Although it was never the government’s intention – either in 2007 or following amendments made to the tenancy deposit legislation in 2012 by the Localism Act 2011 – that the tenancy deposit legislation should apply to such deposits, the amendments enshrine the Court of Appeal’s decision in the legislation. However, they also make it absolutely clear that, since the tenancy deposit requirements in section 213 of the 2004 Act have never applied to such deposits, the other sanctions and penalties provided for in sections 214 and 215 do not apply in such cases. Subsection (2) amends section 214(1) to make it clear that section 214 does not apply in relation to such deposits. Section 214 (proceedings relating to tenancy deposits) enables tenants to apply to the court for a mandatory financial penalty where a landlord has failed to comply with the tenancy deposit requirements in section 213.
Subsection (3) replaces the current subsection (1) in section 215 (sanctions for noncompliance) with two new subsections.
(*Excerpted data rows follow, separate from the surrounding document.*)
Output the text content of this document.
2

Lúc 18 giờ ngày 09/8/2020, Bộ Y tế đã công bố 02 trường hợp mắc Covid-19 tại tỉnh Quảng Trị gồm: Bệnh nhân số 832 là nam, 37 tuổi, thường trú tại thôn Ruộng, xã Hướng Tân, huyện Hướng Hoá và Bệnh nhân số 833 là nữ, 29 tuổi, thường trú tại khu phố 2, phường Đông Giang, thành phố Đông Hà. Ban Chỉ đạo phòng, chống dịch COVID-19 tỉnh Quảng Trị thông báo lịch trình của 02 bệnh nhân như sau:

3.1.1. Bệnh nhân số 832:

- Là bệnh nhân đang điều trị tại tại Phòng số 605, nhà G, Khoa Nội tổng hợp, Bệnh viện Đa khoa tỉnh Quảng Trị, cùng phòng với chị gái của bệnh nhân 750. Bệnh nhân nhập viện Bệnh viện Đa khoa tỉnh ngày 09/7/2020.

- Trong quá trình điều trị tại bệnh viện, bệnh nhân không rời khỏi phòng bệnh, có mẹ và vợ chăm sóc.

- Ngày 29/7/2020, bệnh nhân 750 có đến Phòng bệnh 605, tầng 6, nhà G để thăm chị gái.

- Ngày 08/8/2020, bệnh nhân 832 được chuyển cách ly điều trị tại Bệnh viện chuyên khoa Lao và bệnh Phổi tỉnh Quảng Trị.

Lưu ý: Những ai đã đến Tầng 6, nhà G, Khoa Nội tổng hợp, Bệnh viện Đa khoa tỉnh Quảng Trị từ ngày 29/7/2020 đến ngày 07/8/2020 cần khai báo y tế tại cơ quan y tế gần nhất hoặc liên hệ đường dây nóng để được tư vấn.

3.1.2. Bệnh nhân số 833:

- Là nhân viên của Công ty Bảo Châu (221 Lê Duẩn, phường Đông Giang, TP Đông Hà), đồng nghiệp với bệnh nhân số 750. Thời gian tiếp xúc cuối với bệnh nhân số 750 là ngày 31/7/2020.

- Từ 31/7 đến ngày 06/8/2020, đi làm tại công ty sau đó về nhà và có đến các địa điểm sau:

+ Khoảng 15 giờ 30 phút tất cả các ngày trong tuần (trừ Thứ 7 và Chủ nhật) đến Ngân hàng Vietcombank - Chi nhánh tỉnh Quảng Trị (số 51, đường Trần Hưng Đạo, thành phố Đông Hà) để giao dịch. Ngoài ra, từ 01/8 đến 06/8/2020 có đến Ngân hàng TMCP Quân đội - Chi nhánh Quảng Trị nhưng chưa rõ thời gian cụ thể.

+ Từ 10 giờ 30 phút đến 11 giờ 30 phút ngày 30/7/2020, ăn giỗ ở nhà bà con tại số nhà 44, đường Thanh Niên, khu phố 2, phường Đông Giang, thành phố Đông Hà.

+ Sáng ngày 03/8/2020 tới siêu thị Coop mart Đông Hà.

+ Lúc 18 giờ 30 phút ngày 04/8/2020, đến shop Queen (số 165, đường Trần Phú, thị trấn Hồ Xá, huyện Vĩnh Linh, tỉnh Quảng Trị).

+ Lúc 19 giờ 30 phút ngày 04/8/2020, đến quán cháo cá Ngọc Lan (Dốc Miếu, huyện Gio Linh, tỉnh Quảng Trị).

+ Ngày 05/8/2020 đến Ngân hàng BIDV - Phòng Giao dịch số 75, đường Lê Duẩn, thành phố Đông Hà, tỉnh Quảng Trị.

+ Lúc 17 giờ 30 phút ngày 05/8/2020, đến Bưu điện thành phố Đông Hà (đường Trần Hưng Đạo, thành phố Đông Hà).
The new subsection (1) gives legislative effect to the Court of Appeal’s judgment by making it clear that no matter when a tenancy deposit was last “paid” the landlord will need to protect that deposit if he or she wishes to serve a valid notice under section 21 of the Housing Act 1988 on the tenant (unless the deposit has already been returned to the tenant in full or with agreed deductions).
The new subsection (1A) replicates the effect of the current section 215(2)(b), making it clear that it applies only where a deposit has been received on or after 6 April 2007 (the commencement date of the tenancy deposit provisions).
The new section forms part of the law of England and Wales. It comes into force on the day on which the Act is passed.